Sumon Md Shaheenur Islam, Hossain Md Sakib Abrar, Al-Sulaiti Haya, Yassine Hadi M, Chowdhury Muhammad E H
Department of Electrical Engineering, Qatar University, Doha P.O. Box 2713, Qatar.
Department of Biochemistry, University of Regina, Regina, SK S4S 0A2, Canada.
Metabolites. 2025 Jan 11;15(1):44. doi: 10.3390/metabo15010044.
Respiratory viruses, including Influenza, RSV, and COVID-19, cause various respiratory infections. Distinguishing these viruses relies on diagnostic methods such as PCR testing. Challenges stem from overlapping symptoms and the emergence of new strains. Advanced diagnostics are crucial for accurate detection and effective management. This study leveraged nasopharyngeal metabolome data to predict respiratory virus scenarios including control vs. RSV, control vs. Influenza A, control vs. COVID-19, control vs. all respiratory viruses, and COVID-19 vs. Influenza A/RSV. We proposed a stacking-based ensemble technique, integrating the top three best-performing ML models from the initial results to enhance prediction accuracy by leveraging the strengths of multiple base learners. Key techniques such as feature ranking, standard scaling, and SMOTE were used to address class imbalances, thus enhancing model robustness. SHAP analysis identified crucial metabolites influencing positive predictions, thereby providing valuable insights into diagnostic markers. Our approach not only outperformed existing methods but also revealed top dominant features for predicting COVID-19, including Lysophosphatidylcholine acyl C18:2, Kynurenine, Phenylalanine, Valine, Tyrosine, and Aspartic Acid (Asp). This study demonstrates the effectiveness of leveraging nasopharyngeal metabolome data and stacking-based ensemble techniques for predicting respiratory virus scenarios. The proposed approach enhances prediction accuracy, provides insights into key diagnostic markers, and offers a robust framework for managing respiratory infections.

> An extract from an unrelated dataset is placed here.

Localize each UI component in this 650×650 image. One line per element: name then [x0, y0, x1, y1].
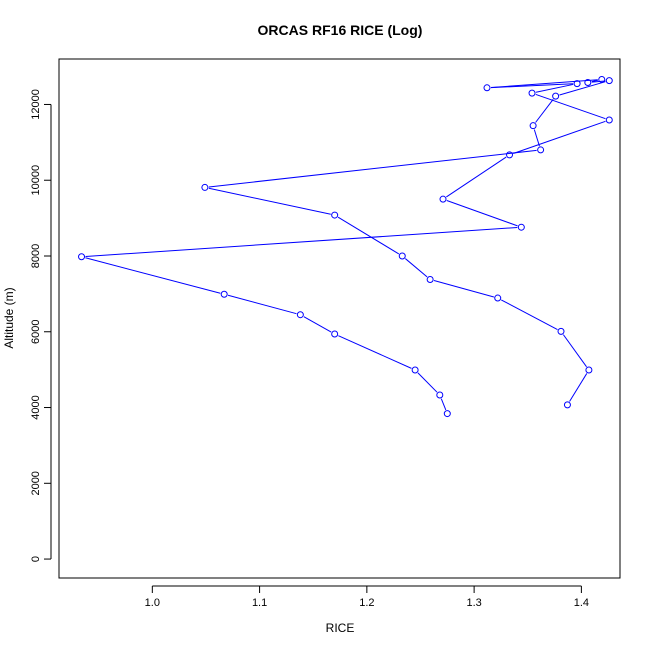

包括流感、呼吸道合胞病毒(RSV)和新冠病毒(COVID-19)在内的呼吸道病毒会引发各种呼吸道感染。区分这些病毒依赖于聚合酶链反应(PCR)检测等诊断方法。挑战源于症状重叠以及新毒株的出现。先进的诊断方法对于准确检测和有效管理至关重要。本研究利用鼻咽代谢组数据来预测呼吸道病毒感染情况,包括对照组与RSV、对照组与甲型流感、对照组与COVID-19、对照组与所有呼吸道病毒,以及COVID-19与甲型流感/RSV。我们提出了一种基于堆叠的集成技术,将初始结果中表现最佳的三个机器学习模型整合起来,通过利用多个基础学习器的优势来提高预测准确性。使用特征排序、标准缩放和合成少数过采样技术(SMOTE)等关键技术来解决类别不平衡问题,从而增强模型的稳健性。SHAP分析确定了影响阳性预测的关键代谢物,从而为诊断标志物提供了有价值的见解。我们的方法不仅优于现有方法,还揭示了预测COVID-19的主要特征,包括溶血磷脂酰胆碱酰基C18:2、犬尿氨酸、苯丙氨酸、缬氨酸、酪氨酸和天冬氨酸(Asp)。本研究证明了利用鼻咽代谢组数据和基于堆叠的集成技术预测呼吸道病毒感染情况的有效性。所提出的方法提高了预测准确性,提供了关键诊断标志物的见解,并为管理呼吸道感染提供了一个稳健的框架。